At times, the interview with the Babyshambles frontman made painfully riveting television. Questioned about his addiction, Pete Doherty spoke quietly and intelligently – but he was obviously increasingly ill-at-ease as the interview progressed, shifting in his seat, stretching and conspicuously rubbing himself in anxiety. He acknowledged that he had been a disappointment to his father. “As long as I’m using at all, he won’t speak to me,” he said.
He was pressed by Pat Kenny about how difficult it must be for his family, being confronted by the coverage in newspapers. “But things are distorted and exaggerated by the newspapers,” he responded, adding that he didn’t remember his father buying the Sun or the Mirror – so he couldn’t understand why he’d take what they said as being ‘gospel’ now.
There was a difficult moment when the host mentioned Shane MacGowan as having a fondness for drink “to put it mildly.” The camera was on Pete Doherty’s face; it was just as well that it didn’t catch Pat Kenny’s laugh, the tone of which suggested that he was becoming almost as ill-at-ease as his subject.
“That is a terribly limiting way of looking at people,” Doherty countered. “I don’t understand why this has to be the be-all and end-all of how you look at someone and judge someone.”
Asked about himself as a role model, Pete was unflinchingly honest. “I don’t know how anyone could see someone who has fucked up their life the way I have as a role model,” he answered, or words to that effect.
He was less polite when the subject of Kate Moss was raised.

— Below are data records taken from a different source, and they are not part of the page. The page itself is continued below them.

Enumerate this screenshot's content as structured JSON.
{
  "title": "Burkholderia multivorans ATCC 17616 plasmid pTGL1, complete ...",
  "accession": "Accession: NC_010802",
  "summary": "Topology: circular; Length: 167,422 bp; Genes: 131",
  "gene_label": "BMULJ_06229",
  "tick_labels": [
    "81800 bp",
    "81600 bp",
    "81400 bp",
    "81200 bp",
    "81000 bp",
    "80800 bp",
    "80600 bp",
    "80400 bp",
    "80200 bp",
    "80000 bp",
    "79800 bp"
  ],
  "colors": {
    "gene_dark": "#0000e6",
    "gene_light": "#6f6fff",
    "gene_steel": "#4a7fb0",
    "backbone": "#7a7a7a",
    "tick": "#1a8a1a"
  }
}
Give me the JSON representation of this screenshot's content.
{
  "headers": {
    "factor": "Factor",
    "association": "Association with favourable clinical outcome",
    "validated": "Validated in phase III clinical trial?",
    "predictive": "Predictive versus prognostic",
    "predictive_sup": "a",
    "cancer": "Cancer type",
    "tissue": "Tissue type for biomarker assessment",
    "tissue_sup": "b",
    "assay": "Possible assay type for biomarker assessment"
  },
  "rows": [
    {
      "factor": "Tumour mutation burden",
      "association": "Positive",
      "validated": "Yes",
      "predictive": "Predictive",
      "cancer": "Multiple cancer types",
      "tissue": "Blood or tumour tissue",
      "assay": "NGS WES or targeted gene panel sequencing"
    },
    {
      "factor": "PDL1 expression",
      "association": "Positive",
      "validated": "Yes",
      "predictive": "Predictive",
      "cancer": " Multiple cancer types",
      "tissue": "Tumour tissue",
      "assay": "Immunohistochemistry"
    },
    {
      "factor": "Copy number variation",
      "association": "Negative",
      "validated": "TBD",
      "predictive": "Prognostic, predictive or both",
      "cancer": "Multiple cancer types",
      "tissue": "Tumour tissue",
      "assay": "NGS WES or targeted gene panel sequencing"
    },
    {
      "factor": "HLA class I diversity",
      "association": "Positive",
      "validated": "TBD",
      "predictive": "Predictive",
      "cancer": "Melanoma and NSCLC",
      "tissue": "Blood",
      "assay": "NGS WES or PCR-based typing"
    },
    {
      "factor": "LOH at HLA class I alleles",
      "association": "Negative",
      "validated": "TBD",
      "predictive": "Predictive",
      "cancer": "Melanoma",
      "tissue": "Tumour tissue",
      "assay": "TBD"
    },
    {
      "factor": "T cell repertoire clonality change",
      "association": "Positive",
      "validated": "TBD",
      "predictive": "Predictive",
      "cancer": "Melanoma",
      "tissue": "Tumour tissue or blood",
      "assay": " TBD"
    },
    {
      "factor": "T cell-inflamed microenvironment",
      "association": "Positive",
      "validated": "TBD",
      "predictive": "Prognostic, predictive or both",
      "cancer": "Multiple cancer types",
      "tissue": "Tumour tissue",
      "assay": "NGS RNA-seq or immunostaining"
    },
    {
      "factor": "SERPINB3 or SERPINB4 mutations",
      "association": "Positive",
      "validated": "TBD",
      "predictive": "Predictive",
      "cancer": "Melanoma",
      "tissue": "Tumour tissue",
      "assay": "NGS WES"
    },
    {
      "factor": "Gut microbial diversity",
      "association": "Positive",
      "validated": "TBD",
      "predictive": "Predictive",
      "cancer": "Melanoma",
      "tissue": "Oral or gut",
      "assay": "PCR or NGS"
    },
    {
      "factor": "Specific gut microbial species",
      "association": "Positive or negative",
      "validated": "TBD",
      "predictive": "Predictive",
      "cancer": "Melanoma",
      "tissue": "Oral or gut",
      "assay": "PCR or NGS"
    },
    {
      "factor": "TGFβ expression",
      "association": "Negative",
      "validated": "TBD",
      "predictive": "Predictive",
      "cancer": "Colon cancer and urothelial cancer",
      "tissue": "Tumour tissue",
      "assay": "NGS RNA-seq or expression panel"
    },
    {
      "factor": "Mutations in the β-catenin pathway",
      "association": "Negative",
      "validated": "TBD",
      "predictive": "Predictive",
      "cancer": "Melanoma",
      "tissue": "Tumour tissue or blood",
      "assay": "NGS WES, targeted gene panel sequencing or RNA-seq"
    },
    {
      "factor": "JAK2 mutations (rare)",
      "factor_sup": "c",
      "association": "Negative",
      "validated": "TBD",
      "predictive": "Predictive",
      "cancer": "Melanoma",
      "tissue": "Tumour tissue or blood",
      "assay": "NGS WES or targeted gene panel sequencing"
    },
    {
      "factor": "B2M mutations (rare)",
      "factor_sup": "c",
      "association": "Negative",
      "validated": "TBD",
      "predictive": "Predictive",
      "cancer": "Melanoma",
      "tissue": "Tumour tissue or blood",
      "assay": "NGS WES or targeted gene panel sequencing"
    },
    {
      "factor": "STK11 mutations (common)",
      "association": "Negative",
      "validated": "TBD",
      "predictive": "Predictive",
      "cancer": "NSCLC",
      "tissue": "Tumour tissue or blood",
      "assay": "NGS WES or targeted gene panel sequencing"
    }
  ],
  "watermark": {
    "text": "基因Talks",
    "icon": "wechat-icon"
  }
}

He took off his hat, put it over his face and snored pointedly.
“I think the fact that there was no reference to music in the questions said it all,” one fan responded. “It was if no one had any idea of how great a songwriter Pete Doherty is.”
That point was eloquently made by Doherty himself. As he visibly tired of being asked about drugs and Kate Moss, he turned the situation around. “I don’t know if you could name a single song I’ve written,” he put it to Pat Kenny. He had hit the nail on the head. “Probably not,” Kenny replied. It was not a good moment for the Late Late Show.
Asked about his ambitions, Doherty revealed what the interview had entirely missed: that he is a poet and a musician first and always. “I’d like to imprint a song on your heart,” he told the Late Late Show host – at which moment it’s hard to imagine that Pat Kenny felt anything other than a deep sense of how misdirected the interview had been.
Doherty finished by singing ‘The Last Of The English Roses’, from his upcoming debut solo album, which is produced by Stephen Street.
“Around the snooker table she danced the frutti tutti/ She spilt the lager, toasting girls of great beauty/ All the girls together/ All the boys together now/ She's the last of the English roses/ She's the last of the English roses…”
The Late Late Show studio audience gave him a big round of applause.
“Where can I pick up the cash?” Doherty joked, as he departed. The boy has a sense of humour, but it was symptomatic of the occasion that it went over everyone else’s heads.